Pare che i problemi della scuola e della formazione siano riconducibili solo al “bullismo” e si sta già gestendo il tutto in termini securitari: daspo per i “bulli” e telecamere nelle classi, che si aggiungono ai registri elettronici e all’ingresso a scuola degli studenti con il badge.
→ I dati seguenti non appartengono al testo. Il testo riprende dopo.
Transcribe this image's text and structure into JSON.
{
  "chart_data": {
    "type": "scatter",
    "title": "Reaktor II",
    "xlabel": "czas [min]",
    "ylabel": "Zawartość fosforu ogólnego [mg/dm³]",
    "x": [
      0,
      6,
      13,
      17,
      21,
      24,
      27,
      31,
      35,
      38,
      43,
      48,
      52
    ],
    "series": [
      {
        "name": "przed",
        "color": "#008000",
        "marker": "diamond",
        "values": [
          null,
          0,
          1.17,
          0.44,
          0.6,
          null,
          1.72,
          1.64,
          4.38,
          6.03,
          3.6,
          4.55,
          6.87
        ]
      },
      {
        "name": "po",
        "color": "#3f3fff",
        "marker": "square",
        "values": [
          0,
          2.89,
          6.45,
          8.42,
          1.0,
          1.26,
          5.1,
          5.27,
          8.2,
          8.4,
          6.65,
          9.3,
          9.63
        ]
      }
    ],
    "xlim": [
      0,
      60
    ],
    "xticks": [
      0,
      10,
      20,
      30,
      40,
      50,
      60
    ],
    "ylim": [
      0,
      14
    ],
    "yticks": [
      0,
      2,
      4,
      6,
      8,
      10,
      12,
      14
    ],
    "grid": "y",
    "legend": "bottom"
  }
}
Nessuno parla piùdel bullismo vero contro la scuola: degli 8 miliardi tagliati con la riforma Gelmini, delle classi pollaio, del taglio delle ore e degli indirizzi, della cosiddetta Buona scuola - approvata con voto di fiducia da un governo bullo - dei presidi sceriffi che possono assumersi i docenti con la chiamata diretta e premiare i meritevoli, dei docenti “bullizzati” dalla riforma Fornero che li costringe in cattedra fino ai 70 anni, della libertà d’insegnamento soffocata dai quiz invalsi e dalle prove standardizzate, della “supplentite” che doveva finire e invece i precari sono ancora decine di migliaia, mentre migliaia di maestre e maestri diplomati si vogliono licenziare ed estromettere dalle graduatorie, nonostante proteste e scioperi della fame.

Nessuno parla del bullismo dell’alternanza scuola-lavoro: un milione e mezzo di studenti l’anno costretti al lavoro gratuito, a perdere ore e ore di studio e di vita per attività spesso inutili e dannose e a volte vero e proprio lavoro minorile non retribuito: al lavoro gratis pure il 1^ maggio - giorno della festa dei lavoratori - come gli studenti del Liceo Classico Garibaldi di Napoli.

E chi protesta con un cartellino durante le attività di ASL o con un post su Facebook, come gli studenti del V. Emanuele di Napoli e lo studente di Carpi, 6 in condotta; per non parlare del Collettivo del LAS di Venezia - tutti sospesi per 16 giorni per aver occupato la scuola: sono bulli pure loro?